Exercise and Physical Therapy
Exercise cannot change bone alignment in adults or older children whose growth plates have closed. But strengthening certain muscle groups can reduce pain and improve how the knee tracks during movement. The key targets are the hip external rotators (the muscles that turn your thigh outward), the muscles along the outer hip, and the core. Weakness in these areas allows the knee to collapse inward more during walking, running, and squatting, which adds stress to the joint.
Neuromuscular training, which focuses on teaching the body to maintain better alignment between the trunk and lower limbs during functional movements, plays an important role. Stretching the inner thigh muscles, hamstrings, and the band of tissue along the outer thigh can also help by reducing tightness that pulls the knee into a more pronounced inward position. For children still in the developmental phase, these exercises are rarely necessary since the alignment typically self-corrects.
Guided Growth Surgery for Children
When knock knees in a child are pathological and unlikely to resolve, a procedure called guided growth (or temporary hemiepiphysiodesis) can correct the alignment while the child is still growing. A small metal plate is placed on one side of the growth plate near the knee, which slows growth on that side and allows the other side to “catch up,” gradually straightening the leg. The plate is removed once the alignment is corrected.
A multinational study of 537 patients found that 70% of those treated for thighbone-side deformities achieved standard alignment, while 80% of those treated on the shinbone side reached the target. Children who had at least three years of growth remaining when the plate was placed had significantly better outcomes. The average age at the time of surgery was about 11 years, and the procedure works best when there is enough growth left for the correction to take full effect.
Corrective Surgery for Adults
Adults whose growth plates have long since closed cannot benefit from guided growth. Instead, corrective bone surgery (osteotomy) is the primary option for those with significant symptoms or progressive arthritis. The procedure involves cutting and realigning the lower end of the thighbone to shift weight-bearing forces back toward the center of the knee.
Recovery follows a fairly predictable pattern. Patients are typically limited to partial weight-bearing for the first 5 to 6 weeks, then gradually progress to full weight-bearing by 6 to 12 weeks. Returning to sports takes longer, ranging from about 8 to 17 months after surgery. Studies show that 70% to 100% of patients eventually return to sports, and roughly 42% to 100% get back to their previous level of activity. The wide range reflects differences in age, the severity of the original misalignment, and whether arthritis had already developed before surgery.
Long-Term Outlook
For children going through the normal developmental phase, the outlook is excellent. The vast majority straighten out by age 6 or 7 with no lasting effects. Children with pathological knock knees who are treated with guided growth during the right window also tend to do well, particularly when the procedure is timed to take advantage of remaining growth.

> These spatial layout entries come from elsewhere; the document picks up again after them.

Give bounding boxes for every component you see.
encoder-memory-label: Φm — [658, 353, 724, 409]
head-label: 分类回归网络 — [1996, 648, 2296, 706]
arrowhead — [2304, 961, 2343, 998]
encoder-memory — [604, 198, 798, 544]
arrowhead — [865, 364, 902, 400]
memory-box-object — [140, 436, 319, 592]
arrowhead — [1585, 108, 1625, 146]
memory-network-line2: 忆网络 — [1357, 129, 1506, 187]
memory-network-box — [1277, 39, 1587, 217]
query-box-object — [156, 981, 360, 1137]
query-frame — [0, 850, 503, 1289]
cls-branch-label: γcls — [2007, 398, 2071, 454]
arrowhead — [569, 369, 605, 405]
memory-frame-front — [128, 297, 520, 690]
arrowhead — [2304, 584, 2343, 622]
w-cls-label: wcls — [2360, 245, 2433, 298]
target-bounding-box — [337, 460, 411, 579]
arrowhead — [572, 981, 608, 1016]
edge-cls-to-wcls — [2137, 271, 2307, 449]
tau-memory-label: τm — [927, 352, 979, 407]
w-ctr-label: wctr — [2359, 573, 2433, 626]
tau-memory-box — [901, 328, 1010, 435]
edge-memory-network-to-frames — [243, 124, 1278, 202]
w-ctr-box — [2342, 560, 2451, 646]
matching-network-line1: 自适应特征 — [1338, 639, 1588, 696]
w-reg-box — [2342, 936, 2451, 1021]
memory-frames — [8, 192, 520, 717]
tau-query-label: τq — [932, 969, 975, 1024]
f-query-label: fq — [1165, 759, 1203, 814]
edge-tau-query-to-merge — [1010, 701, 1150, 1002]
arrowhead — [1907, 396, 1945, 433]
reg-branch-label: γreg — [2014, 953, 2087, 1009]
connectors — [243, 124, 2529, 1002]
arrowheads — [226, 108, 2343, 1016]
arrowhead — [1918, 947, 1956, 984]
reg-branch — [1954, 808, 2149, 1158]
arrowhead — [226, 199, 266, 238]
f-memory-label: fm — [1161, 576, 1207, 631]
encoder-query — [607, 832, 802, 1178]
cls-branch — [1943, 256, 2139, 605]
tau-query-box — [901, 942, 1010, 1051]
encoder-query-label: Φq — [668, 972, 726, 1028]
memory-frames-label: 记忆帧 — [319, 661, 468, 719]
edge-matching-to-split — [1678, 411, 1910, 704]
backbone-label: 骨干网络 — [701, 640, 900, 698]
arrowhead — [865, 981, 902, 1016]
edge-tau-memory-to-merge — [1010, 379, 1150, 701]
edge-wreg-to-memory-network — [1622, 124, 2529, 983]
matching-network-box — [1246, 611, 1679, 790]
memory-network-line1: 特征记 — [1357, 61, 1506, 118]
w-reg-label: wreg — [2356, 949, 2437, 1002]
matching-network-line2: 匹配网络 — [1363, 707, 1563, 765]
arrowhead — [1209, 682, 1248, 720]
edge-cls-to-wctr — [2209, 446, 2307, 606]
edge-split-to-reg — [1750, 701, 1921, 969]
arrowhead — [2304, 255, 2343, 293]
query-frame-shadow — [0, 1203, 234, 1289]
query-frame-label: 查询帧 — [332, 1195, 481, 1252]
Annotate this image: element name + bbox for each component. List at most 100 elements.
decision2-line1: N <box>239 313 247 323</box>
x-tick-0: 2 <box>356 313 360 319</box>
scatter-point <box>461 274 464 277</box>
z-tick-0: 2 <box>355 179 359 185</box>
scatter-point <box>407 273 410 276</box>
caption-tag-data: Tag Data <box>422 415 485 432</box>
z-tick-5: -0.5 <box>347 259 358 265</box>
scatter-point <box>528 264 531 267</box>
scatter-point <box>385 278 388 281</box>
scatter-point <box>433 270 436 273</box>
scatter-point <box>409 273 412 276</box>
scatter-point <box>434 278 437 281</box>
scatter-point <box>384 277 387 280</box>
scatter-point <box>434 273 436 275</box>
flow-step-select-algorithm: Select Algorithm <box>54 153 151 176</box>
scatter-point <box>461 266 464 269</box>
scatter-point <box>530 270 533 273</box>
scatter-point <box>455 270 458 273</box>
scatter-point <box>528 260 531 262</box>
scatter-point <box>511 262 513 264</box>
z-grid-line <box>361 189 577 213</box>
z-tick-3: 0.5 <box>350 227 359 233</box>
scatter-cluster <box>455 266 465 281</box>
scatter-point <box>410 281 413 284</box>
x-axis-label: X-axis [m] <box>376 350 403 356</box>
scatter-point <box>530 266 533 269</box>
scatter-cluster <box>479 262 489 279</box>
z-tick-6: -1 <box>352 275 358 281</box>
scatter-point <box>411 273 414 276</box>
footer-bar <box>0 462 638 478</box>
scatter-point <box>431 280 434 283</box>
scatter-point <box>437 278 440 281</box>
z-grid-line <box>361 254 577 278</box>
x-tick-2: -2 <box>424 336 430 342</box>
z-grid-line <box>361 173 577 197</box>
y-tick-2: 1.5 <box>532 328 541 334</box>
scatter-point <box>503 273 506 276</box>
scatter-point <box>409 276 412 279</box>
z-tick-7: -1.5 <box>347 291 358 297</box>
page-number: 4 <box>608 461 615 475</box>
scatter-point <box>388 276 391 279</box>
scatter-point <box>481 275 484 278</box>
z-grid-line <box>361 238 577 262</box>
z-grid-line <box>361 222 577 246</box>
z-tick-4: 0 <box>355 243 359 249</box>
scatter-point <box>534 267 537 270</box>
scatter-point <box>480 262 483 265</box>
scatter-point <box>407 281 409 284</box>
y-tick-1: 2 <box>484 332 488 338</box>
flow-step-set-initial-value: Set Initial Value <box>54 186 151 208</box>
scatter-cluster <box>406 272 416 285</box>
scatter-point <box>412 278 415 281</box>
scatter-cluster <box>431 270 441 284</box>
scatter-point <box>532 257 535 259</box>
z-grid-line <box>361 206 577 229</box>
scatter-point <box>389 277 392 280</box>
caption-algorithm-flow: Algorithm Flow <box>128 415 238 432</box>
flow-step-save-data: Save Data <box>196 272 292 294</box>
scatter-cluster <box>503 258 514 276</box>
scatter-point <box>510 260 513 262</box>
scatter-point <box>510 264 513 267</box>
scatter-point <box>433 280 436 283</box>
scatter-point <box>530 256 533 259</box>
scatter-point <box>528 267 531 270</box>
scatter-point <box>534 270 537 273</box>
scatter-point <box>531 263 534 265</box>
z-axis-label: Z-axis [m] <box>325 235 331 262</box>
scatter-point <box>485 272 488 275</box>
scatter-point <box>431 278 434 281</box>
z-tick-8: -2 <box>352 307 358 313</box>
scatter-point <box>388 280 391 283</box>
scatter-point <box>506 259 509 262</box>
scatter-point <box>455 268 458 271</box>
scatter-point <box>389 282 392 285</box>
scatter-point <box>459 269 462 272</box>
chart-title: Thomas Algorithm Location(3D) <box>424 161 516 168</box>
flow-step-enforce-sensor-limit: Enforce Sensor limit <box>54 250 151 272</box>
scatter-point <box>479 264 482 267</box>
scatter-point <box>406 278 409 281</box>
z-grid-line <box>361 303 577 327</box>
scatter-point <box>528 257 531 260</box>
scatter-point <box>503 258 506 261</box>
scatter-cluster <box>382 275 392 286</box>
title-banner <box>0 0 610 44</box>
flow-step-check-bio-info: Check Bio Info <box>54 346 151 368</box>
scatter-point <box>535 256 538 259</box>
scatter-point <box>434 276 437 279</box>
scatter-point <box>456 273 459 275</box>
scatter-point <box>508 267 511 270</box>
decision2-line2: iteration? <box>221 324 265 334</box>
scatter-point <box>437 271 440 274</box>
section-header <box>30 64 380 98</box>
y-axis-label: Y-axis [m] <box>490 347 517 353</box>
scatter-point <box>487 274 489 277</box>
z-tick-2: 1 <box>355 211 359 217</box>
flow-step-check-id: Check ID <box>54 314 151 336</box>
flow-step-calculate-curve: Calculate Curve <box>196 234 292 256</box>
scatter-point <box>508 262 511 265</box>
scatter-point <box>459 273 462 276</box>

For adults, the main concern is cumulative wear on the outer knee compartment. Years of abnormal loading can lead to cartilage breakdown that is difficult to reverse. Early intervention with strengthening exercises, activity modification, and corrective surgery when appropriate can slow or prevent this progression. The longer significant malalignment goes unaddressed, the greater the risk of irreversible joint damage.